Le Rav Israël Salanter, l’un des grands Maîtres du XIXème siècle était célèbre pour être un éducateur hors-pair.

Il avait pour habitude de dire que les parents considèrent bien souvent les jeux de leurs enfants d’un regard quelque peu méprisant. Ils pensent que c’est puéril, inutile etc. 

Il donnait l’exemple suivant : un enfant est en train de prendre son bain. Il joue avec un morceau de bois, le faisant naviguer à la surface de l’eau. Puis, se tournant vers sa mère, il s’exclame : “ Maman, regarde mon bateau ! ‘’ La mère lui répond avec agacement : ‘’ Mais pas du tout, ça n’est pas un bateau ! ‘’, tout en lui prenant des mains le morceau de bois. Sachez, explique le Rav Salanter, que l’enfant vit cette scène exactement à la manière d’un homme qui contemple son bateau en train de couler ! Pour l’enfant, le morceau de bois était bel et bien un bateau !

N’imaginez pas qu’il s’agisse d’une plaisanterie. Au contraire, c’est tout à fait sérieux. L’adulte qui dérange l’enfant dans son jeu, lui vole quelque chose. Par le biais du jeu, l’enfant apprend, évolue, s’exprime. Son monde est pour lui tout aussi sérieux et respectable que celui des grands. L’adulte, qui, de toute sa hauteur, s’adresse à l’enfant en lui disant : ‘’ Arrête ces jeux, occupe toi de choses plus sérieuses ‘’ l’empêche de se développer correctement.

Chez les familles pratiquantes, le vendredi soir et le samedi matin, il est de coutume que la famille se délecte des mets délicieux du Chabbath, chante des Zémirot, prononce des Divré Torah etc. Au bout d’environ une demi-heure, alors que les adultes sont tout à leur conversation, les petits quant à eux commencent à s’agiter sur place. Ils en ont un peu assez d’être assis là, à écouter des conversations interminables qui ne les concernent pas. A ce moment, le père fait les gros yeux aux petits perturbateurs, en les sermonnant : ‘’ Nous sommes à la table du Chabbath, tu dois rester assis ! ‘’. Il est vrai qu’il est important que l’enfant sache qu’une fois par semaine la famille partage ensemble les joies du Chabbath, mais il faut être conscient qu’il est impossible d’exiger d’un enfant qu’il reste des heures assis à table. Les adultes ne s’en rendent souvent pas compte, car eux apprécient de pouvoir s'asseoir et discuter entre eux, mais pour un enfant rester assis plusieurs heures relève de l’exploit. C’est au-dessus de ses capacités.
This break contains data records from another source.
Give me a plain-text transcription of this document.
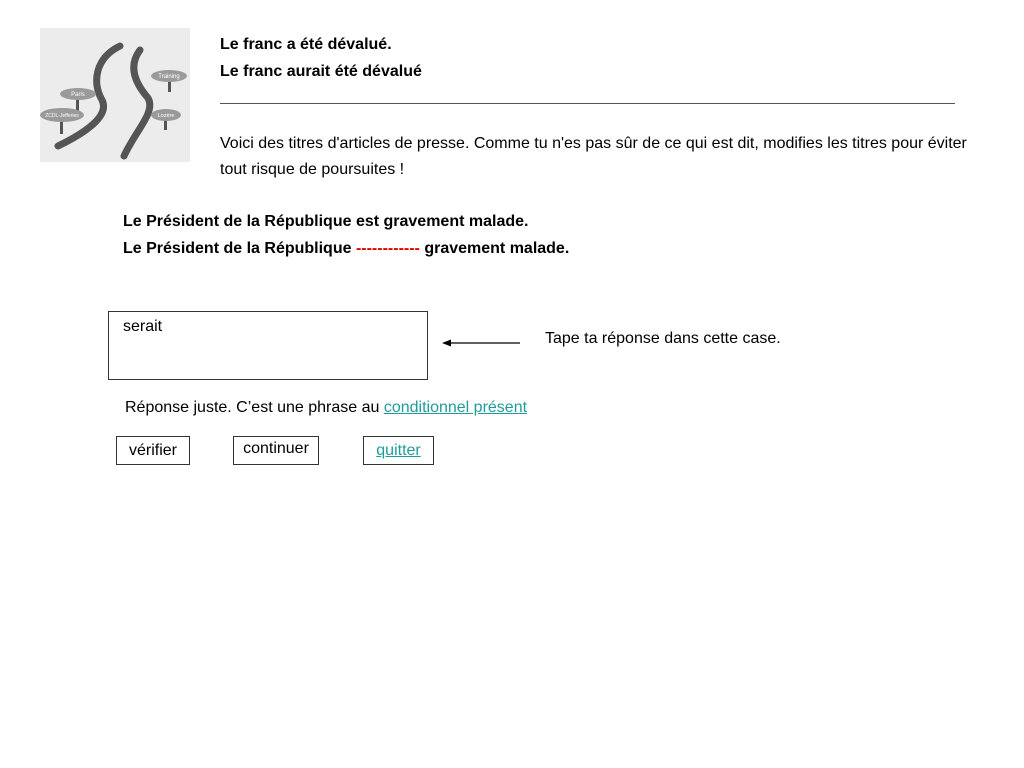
Training
Paris
ZCDL-Jefferies	Lozère
Le franc a été dévalué.
Le franc aurait été dévalué
Voici des titres d'articles de presse. Comme tu n'es pas sûr de ce qui est dit, modifies les titres pour éviter tout risque de poursuites !
Le Président de la République est gravement malade.
Le Président de la République ------------ gravement malade.
serait
Tape ta réponse dans cette case.
Réponse juste. C’est une phrase au conditionnel présent
vérifier	continuer	quitter
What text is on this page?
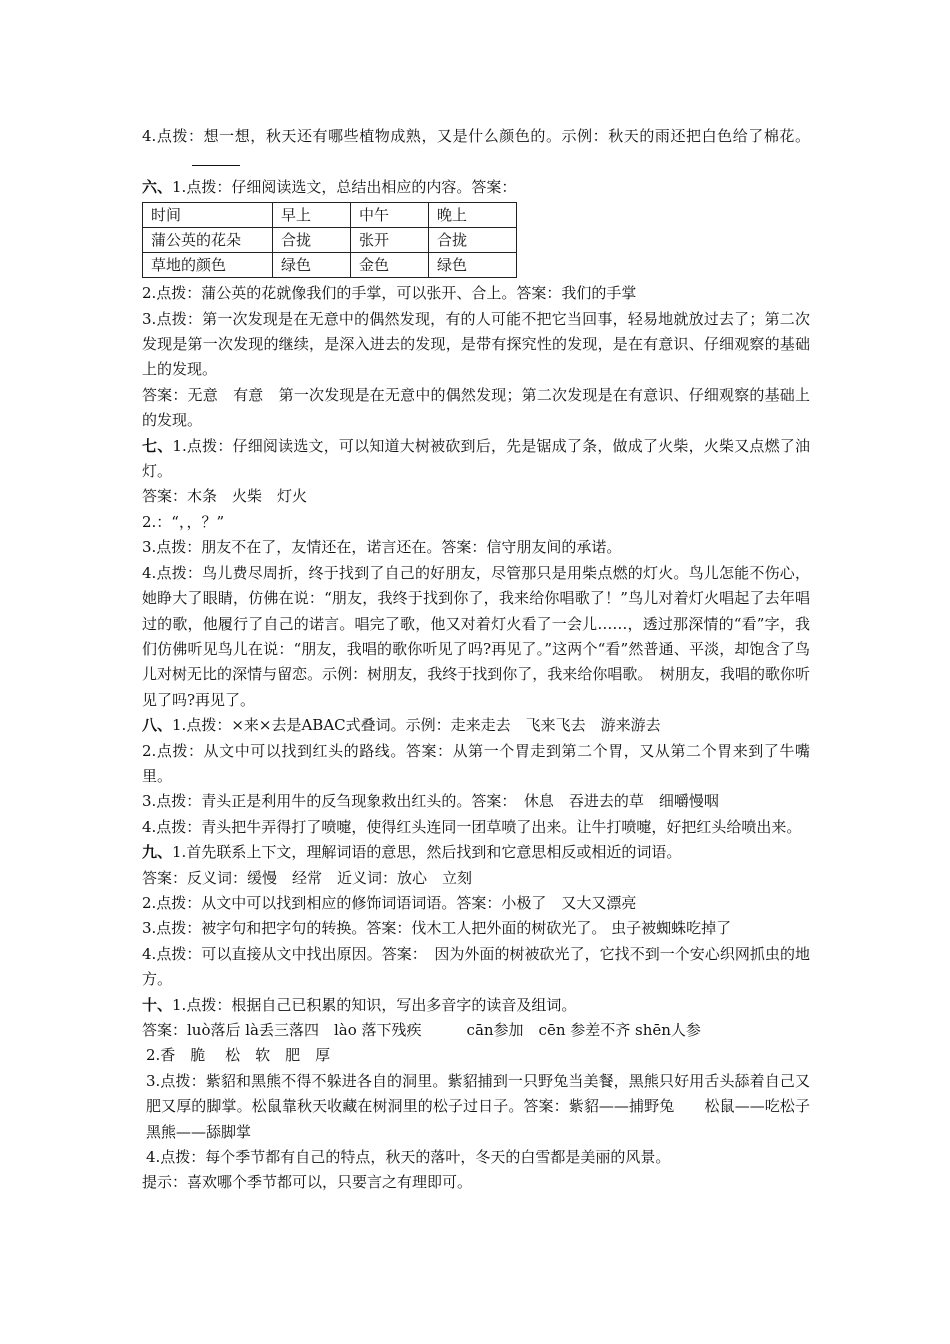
4.点拨：想一想，秋天还有哪些植物成熟，又是什么颜色的。示例：秋天的雨还把白色给了棉花。

六、1.点拨：仔细阅读选文，总结出相应的内容。答案：

时间	早上	中午	晚上
蒲公英的花朵	合拢	张开	合拢
草地的颜色	绿色	金色	绿色

2.点拨：蒲公英的花就像我们的手掌，可以张开、合上。答案：我们的手掌

3.点拨：第一次发现是在无意中的偶然发现，有的人可能不把它当回事，轻易地就放过去了；第二次发现是第一次发现的继续，是深入进去的发现，是带有探究性的发现，是在有意识、仔细观察的基础上的发现。

答案：无意　有意　第一次发现是在无意中的偶然发现；第二次发现是在有意识、仔细观察的基础上的发现。

七、1.点拨：仔细阅读选文，可以知道大树被砍到后，先是锯成了条，做成了火柴，火柴又点燃了油灯。

答案：木条　火柴　灯火

2.：“，，？”

3.点拨：朋友不在了，友情还在，诺言还在。答案：信守朋友间的承诺。

4.点拨：鸟儿费尽周折，终于找到了自己的好朋友，尽管那只是用柴点燃的灯火。鸟儿怎能不伤心，她睁大了眼睛，仿佛在说：“朋友，我终于找到你了，我来给你唱歌了！”鸟儿对着灯火唱起了去年唱过的歌，他履行了自己的诺言。唱完了歌，他又对着灯火看了一会儿……，透过那深情的“看”字，我们仿佛听见鸟儿在说：“朋友，我唱的歌你听见了吗?再见了。”这两个“看”然普通、平淡，却饱含了鸟儿对树无比的深情与留恋。示例：树朋友，我终于找到你了，我来给你唱歌。　树朋友，我唱的歌你听见了吗?再见了。

八、1.点拨：×来×去是ABAC式叠词。示例：走来走去　飞来飞去　游来游去

2.点拨：从文中可以找到红头的路线。答案：从第一个胃走到第二个胃，又从第二个胃来到了牛嘴里。

3.点拨：青头正是利用牛的反刍现象救出红头的。答案：　休息　吞进去的草　细嚼慢咽

4.点拨：青头把牛弄得打了喷嚏，使得红头连同一团草喷了出来。让牛打喷嚏，好把红头给喷出来。

九、1.首先联系上下文，理解词语的意思，然后找到和它意思相反或相近的词语。

答案：反义词：缓慢　经常　近义词：放心　立刻

2.点拨：从文中可以找到相应的修饰词语词语。答案：小极了　又大又漂亮

3.点拨：被字句和把字句的转换。答案：伐木工人把外面的树砍光了。 虫子被蜘蛛吃掉了

4.点拨：可以直接从文中找出原因。答案：　因为外面的树被砍光了，它找不到一个安心织网抓虫的地方。

十、1.点拨：根据自己已积累的知识，写出多音字的读音及组词。

答案：luò落后 là丢三落四　lào 落下残疾　　　cān参加　cēn 参差不齐 shēn人参

2.香　脆　 松　软　肥　厚

3.点拨：紫貂和黑熊不得不躲进各自的洞里。紫貂捕到一只野兔当美餐，黑熊只好用舌头舔着自己又肥又厚的脚掌。松鼠靠秋天收藏在树洞里的松子过日子。答案：紫貂——捕野兔　　松鼠——吃松子　　黑熊——舔脚掌

4.点拨：每个季节都有自己的特点，秋天的落叶，冬天的白雪都是美丽的风景。

提示：喜欢哪个季节都可以，只要言之有理即可。
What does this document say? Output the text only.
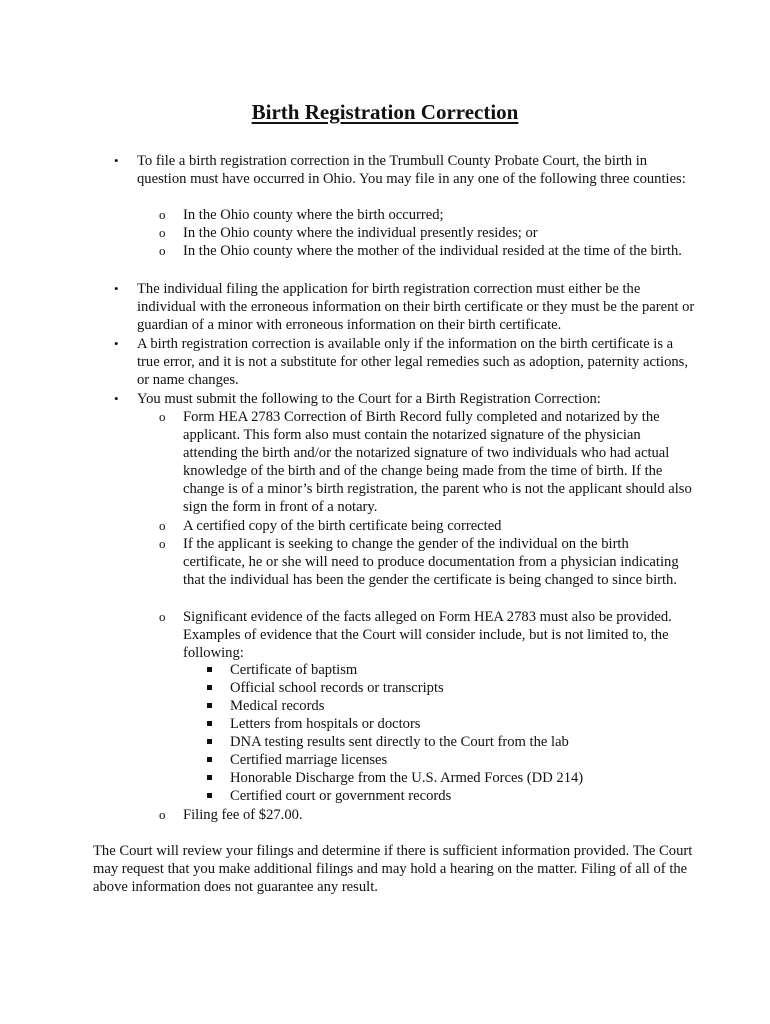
Birth Registration Correction
• To file a birth registration correction in the Trumbull County Probate Court, the birth in question must have occurred in Ohio. You may file in any one of the following three counties:
o In the Ohio county where the birth occurred;
o In the Ohio county where the individual presently resides; or
o In the Ohio county where the mother of the individual resided at the time of the birth.
• The individual filing the application for birth registration correction must either be the individual with the erroneous information on their birth certificate or they must be the parent or guardian of a minor with erroneous information on their birth certificate.
• A birth registration correction is available only if the information on the birth certificate is a true error, and it is not a substitute for other legal remedies such as adoption, paternity actions, or name changes.
• You must submit the following to the Court for a Birth Registration Correction:
o Form HEA 2783 Correction of Birth Record fully completed and notarized by the applicant. This form also must contain the notarized signature of the physician attending the birth and/or the notarized signature of two individuals who had actual knowledge of the birth and of the change being made from the time of birth. If the change is of a minor’s birth registration, the parent who is not the applicant should also sign the form in front of a notary.
o A certified copy of the birth certificate being corrected
o If the applicant is seeking to change the gender of the individual on the birth certificate, he or she will need to produce documentation from a physician indicating that the individual has been the gender the certificate is being changed to since birth.
o Significant evidence of the facts alleged on Form HEA 2783 must also be provided. Examples of evidence that the Court will consider include, but is not limited to, the following:
Certificate of baptism
Official school records or transcripts
Medical records
Letters from hospitals or doctors
DNA testing results sent directly to the Court from the lab
Certified marriage licenses
Honorable Discharge from the U.S. Armed Forces (DD 214)
Certified court or government records
o Filing fee of $27.00.
The Court will review your filings and determine if there is sufficient information provided. The Court may request that you make additional filings and may hold a hearing on the matter. Filing of all of the above information does not guarantee any result.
Le but des parents d’inculquer l’amour du Chabbath est certes louable, mais il faut que l’enfant ait de son côté la maturité nécessaire pour intégrer cette notion. Autrement, nos tentatives seront vouées à l’échec et produiront l’effet inverse.

Si nous souhaitons réellement voir nos enfants rester à table le Chabbath, posons-nous les questions suivantes : combien de temps mon enfant est-il capable de rester assis ? A-t-il de quoi s’occuper à table ? Les Divré Torah sont-ils adaptés à son niveau ? Le fait-on participer ? On peut même proposer à l’enfant de jouer à côté de la table où il pourra ainsi profiter des paroles de Torah ainsi que des chants de Chabbath des adultes, tout en se sentant un peu plus libre de faire ce qui lui plaît.

L’on peut légitimement se demander ce qu’un tout jeune enfant est en mesure de comprendre. Comment perçoit-il les événements qui se produisent autour de lui ? 

Il faut en premier lieu savoir que chaque jour qui passe est pour lui l'occasion de percevoir un peu plus le monde qui l’entoure. Il apparaît clairement qu’il est capable de déchiffrer et de comprendre son environnement, contrairement à ce que l’on pourrait penser.

Les parents ont parfois tendance à se dégager de leurs obligations affectives envers leurs enfants parce qu’ils considèrent qu’ils sont trop petits pour ressentir quoi que ce soit. Or cela est faux. Un enfant, même petit, perçoit tout à son niveau et les parents ne doivent jamais sous-estimer cette capacité de compréhension.

Enfin vient l’obligation pour les parents de s’exprimer en un langage adapté au niveau de compréhension de leur enfant. Au-delà des mots, nos enfants saisiront parfaitement notre message sur le plan affectif, et c’est cela l’essentiel. Nous aurons pour notre part rempli notre rôle d’éducateur de la meilleure manière qui soit.